Luckily, I’ve been following Dr. Sims as my protein guru. Not only is she an expert in balancing nutrition and exercise during all stages of life (pregnancy, peri-, and menopause), but she also offers a recipe for protein coffee that actually tastes good. Her strategy for letting it chill overnight eliminates unappealing textures. I especially love this method for fueling early morning workouts when I don’t have time to digest a meal. Plus, it legitimately tastes like a milkshake. You might even skip snoozing your alarm.
Dr. Stacy Sims Protein Coffee
- 30 grams (two tablespoons) chocolate protein powder
- 4 ounces cold milk of choice
- 2 shots coffee or espresso (decaf works too!)

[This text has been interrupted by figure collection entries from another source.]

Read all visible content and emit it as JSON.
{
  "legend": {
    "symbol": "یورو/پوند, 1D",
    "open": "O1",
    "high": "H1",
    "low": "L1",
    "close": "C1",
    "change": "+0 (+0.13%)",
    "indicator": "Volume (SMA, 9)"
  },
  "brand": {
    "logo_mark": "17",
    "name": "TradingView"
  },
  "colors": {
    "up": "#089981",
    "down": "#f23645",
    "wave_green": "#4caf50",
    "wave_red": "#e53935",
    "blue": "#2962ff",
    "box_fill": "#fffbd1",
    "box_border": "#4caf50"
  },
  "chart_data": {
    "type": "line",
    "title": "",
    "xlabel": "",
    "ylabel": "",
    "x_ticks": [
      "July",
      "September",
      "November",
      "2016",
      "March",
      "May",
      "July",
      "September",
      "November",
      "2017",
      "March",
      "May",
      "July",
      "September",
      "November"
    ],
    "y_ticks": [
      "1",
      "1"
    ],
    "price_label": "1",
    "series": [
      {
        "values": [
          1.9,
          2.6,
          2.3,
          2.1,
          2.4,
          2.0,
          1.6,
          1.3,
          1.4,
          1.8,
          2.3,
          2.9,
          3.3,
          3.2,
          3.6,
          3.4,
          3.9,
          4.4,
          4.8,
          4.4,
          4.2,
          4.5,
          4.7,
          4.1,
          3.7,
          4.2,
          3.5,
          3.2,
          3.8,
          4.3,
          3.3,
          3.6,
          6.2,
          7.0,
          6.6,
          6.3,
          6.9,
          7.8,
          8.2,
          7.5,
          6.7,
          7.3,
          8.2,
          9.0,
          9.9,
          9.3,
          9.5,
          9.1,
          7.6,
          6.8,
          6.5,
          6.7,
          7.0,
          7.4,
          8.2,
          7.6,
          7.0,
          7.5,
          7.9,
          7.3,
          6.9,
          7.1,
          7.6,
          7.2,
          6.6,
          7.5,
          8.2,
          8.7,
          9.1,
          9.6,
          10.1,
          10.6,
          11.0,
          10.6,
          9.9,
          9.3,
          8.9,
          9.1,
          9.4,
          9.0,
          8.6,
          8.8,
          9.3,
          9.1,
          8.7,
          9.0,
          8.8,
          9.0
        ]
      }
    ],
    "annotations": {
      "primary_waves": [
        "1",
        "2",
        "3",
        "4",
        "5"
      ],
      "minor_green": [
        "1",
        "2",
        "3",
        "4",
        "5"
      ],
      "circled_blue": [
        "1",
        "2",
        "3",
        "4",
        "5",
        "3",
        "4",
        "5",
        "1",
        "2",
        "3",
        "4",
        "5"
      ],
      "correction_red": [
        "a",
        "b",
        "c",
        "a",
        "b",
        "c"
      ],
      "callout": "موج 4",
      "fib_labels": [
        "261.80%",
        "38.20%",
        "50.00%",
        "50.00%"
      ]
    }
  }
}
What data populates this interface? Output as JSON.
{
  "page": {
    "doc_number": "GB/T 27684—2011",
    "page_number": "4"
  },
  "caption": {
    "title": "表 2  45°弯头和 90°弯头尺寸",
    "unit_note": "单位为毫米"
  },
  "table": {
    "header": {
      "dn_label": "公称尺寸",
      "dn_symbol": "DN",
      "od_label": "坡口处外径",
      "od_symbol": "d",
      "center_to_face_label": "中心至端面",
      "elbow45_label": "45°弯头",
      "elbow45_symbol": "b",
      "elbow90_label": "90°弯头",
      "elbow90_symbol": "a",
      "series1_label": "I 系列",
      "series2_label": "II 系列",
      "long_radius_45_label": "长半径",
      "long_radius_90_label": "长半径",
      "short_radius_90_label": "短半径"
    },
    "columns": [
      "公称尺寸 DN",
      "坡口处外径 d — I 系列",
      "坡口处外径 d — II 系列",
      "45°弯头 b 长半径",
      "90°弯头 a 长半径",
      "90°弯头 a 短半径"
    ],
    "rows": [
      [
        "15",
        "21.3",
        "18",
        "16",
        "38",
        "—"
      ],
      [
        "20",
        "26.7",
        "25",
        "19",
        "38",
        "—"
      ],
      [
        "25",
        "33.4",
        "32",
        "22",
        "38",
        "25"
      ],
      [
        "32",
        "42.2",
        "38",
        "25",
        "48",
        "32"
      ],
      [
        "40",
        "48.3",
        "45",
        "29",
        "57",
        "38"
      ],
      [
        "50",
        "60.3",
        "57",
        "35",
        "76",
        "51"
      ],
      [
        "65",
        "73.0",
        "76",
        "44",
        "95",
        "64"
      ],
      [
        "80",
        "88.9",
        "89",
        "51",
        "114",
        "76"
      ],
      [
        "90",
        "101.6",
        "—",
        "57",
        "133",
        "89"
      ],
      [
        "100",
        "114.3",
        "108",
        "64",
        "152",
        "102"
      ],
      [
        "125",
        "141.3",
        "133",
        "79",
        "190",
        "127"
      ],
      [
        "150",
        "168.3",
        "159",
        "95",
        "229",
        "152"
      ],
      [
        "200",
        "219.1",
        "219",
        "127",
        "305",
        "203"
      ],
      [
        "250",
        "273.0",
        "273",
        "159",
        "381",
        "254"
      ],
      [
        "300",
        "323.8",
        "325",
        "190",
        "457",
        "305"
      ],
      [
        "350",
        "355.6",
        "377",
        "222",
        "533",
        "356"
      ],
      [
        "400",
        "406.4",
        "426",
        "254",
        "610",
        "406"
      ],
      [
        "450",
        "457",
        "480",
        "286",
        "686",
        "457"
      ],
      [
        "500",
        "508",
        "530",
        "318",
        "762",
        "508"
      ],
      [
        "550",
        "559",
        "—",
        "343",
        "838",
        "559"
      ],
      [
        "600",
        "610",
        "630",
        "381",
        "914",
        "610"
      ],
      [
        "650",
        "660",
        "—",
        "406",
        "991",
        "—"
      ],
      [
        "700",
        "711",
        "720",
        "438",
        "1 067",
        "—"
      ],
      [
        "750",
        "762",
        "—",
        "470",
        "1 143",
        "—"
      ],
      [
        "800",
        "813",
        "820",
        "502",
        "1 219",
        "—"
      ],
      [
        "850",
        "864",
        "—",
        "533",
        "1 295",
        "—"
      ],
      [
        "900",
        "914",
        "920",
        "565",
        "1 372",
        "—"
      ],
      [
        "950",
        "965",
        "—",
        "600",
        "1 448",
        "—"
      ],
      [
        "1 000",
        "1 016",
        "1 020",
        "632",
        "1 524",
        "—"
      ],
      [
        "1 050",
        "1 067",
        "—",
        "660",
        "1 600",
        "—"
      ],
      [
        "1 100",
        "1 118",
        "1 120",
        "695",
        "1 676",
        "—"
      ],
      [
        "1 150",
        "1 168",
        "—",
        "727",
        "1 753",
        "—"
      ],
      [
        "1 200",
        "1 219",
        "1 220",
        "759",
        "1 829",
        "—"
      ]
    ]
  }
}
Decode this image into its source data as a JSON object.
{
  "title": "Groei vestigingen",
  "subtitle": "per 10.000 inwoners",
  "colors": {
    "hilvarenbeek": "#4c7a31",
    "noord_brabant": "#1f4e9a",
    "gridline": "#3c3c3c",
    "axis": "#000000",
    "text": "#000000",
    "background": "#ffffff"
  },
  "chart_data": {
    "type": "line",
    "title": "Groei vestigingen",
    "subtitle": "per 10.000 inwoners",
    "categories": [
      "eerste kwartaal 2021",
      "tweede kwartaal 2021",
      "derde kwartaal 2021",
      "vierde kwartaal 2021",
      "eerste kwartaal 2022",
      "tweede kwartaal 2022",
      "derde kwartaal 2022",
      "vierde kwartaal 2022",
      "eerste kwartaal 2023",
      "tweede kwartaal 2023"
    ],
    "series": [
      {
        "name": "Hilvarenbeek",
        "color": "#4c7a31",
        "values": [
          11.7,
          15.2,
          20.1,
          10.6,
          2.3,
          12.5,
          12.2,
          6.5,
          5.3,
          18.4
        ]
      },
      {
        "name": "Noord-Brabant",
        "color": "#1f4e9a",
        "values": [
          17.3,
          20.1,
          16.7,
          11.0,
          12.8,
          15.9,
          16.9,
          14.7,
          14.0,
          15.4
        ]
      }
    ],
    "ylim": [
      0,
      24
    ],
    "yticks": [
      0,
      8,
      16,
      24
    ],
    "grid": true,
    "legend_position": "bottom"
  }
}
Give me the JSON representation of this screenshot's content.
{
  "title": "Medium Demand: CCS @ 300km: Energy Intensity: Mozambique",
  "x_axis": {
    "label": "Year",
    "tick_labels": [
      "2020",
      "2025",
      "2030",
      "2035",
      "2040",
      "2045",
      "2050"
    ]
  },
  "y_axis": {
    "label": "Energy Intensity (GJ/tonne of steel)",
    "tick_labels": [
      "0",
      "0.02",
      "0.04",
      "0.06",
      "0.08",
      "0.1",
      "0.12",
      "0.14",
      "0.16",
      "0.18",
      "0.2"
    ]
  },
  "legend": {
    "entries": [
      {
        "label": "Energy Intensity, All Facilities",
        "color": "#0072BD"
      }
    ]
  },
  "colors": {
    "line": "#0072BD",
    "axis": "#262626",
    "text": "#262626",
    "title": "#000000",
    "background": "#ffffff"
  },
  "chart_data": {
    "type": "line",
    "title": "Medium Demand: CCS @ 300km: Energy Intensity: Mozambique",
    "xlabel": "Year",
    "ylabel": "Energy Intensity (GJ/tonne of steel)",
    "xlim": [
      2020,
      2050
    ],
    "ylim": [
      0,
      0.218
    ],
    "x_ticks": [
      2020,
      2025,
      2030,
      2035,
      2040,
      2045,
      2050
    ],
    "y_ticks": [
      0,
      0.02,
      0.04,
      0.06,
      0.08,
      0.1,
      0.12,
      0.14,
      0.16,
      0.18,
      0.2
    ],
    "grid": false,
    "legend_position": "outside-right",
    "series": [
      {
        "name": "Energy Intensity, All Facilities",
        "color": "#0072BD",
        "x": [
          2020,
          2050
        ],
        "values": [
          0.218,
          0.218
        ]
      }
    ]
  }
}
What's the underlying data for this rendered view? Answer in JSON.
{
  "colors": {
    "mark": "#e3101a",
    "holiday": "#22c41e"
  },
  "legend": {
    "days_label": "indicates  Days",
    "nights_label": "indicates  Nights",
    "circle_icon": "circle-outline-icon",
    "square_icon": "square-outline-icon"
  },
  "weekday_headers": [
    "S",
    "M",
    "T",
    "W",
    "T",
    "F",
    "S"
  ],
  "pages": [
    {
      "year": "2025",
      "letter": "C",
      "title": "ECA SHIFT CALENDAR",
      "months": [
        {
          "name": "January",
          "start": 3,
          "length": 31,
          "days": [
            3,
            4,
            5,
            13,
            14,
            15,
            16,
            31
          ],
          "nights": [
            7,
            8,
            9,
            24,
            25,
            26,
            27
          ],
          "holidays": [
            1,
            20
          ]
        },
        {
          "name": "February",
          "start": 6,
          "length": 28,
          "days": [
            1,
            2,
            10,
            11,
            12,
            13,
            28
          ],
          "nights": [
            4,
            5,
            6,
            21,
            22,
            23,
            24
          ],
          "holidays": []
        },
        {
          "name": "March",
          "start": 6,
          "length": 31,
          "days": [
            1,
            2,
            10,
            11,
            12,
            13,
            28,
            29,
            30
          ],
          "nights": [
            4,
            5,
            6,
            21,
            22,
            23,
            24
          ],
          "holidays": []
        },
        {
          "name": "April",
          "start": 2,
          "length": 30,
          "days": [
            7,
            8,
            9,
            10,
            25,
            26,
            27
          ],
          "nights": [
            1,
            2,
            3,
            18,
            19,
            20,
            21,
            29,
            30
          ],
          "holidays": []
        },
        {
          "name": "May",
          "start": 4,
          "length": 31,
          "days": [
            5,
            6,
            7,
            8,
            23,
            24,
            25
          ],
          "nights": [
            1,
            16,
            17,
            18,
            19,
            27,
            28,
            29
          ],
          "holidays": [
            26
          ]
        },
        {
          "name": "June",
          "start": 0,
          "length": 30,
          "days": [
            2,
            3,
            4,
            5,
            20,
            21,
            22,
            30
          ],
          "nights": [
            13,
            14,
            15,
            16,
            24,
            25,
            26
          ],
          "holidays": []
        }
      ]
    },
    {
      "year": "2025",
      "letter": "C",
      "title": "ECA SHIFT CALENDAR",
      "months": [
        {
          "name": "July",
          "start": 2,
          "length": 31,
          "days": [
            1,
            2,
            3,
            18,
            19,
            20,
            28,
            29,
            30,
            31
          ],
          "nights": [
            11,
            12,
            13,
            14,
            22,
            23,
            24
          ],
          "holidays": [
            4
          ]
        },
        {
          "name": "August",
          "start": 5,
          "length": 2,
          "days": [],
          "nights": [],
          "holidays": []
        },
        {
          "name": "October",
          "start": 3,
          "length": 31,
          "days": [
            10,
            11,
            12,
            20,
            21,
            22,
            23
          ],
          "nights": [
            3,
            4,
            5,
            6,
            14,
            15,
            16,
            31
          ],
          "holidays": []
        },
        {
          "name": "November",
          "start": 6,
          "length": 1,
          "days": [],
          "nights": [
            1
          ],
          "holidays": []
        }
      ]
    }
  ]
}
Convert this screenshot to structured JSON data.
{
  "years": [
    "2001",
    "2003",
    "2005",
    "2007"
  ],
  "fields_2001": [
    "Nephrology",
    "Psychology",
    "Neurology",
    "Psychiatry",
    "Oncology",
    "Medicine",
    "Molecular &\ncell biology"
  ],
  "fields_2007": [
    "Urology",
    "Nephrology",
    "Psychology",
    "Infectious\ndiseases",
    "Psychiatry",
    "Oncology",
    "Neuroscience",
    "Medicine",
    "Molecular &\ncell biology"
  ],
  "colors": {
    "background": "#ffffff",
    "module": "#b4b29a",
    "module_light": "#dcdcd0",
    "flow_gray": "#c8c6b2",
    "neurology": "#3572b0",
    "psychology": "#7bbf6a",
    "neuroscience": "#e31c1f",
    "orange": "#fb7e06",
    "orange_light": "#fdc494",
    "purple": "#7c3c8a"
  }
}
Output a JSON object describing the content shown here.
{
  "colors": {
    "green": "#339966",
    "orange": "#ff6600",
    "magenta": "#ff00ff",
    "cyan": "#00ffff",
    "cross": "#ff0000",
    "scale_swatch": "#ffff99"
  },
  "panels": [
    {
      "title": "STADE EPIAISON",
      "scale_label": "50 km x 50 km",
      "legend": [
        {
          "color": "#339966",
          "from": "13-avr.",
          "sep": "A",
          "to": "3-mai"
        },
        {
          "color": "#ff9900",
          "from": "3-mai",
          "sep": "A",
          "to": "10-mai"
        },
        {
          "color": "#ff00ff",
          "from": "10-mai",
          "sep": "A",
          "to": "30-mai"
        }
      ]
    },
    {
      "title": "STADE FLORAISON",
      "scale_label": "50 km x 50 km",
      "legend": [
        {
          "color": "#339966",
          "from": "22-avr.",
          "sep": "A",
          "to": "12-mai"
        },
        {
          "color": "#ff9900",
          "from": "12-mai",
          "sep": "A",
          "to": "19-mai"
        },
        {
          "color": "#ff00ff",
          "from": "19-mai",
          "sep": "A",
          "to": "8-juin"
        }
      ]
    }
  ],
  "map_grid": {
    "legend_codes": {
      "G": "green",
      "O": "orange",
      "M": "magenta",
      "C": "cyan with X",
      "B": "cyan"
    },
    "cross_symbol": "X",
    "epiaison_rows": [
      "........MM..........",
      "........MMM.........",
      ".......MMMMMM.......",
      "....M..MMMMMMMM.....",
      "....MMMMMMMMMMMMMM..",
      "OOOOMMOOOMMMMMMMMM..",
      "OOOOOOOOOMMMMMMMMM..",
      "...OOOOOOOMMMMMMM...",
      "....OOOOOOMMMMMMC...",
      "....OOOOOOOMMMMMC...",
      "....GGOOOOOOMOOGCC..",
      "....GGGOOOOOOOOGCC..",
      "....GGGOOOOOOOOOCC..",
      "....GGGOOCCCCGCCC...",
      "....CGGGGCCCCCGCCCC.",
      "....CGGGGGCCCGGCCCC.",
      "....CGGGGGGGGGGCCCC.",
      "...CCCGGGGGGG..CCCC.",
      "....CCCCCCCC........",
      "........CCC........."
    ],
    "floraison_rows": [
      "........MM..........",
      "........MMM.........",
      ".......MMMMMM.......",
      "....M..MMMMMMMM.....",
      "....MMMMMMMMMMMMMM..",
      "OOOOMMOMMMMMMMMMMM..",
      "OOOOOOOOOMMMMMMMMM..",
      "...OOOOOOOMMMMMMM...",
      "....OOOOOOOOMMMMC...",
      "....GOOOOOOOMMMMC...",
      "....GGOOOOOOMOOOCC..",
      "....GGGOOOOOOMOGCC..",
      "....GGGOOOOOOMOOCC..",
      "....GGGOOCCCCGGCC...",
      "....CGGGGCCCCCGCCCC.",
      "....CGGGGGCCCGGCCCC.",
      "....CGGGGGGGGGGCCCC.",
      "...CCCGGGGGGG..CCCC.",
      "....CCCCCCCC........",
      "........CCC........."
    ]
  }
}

- Optional plant-based sweetener like Stevia
Mix the protein powder with the milk, then add the coffee and optional sweetener. Stir or shake to combine, and chill in the fridge overnight. You can also drink it on the spot.
“Caffeine, good fat, carbohydrates, and 30 grams of protein? And you can put it in a cup to go?” Mel Robbins remarked after tasting the protein coffee on her podcast. “Dr. Stacy Sims, you’re a genius.”
Don’t feel restricted to “proffee” if you’re not one of those “offee” types. Try the combo using matcha or chai instead of coffee, pairing these bold teas with vanilla or unflavored protein powder and your favorite milk. You can even pop a few shots of espresso into a pre-made protein shake to satisfy the assignment.
With many of us trying our best to work a little more protein into the day (without having to tote around a zip-top bag full of grilled chicken breast — I can’t be that girl!), adopting the trendy protein coffee habit might be just the ritual your body has been craving. The best part of waking up is “proffee” in your cup.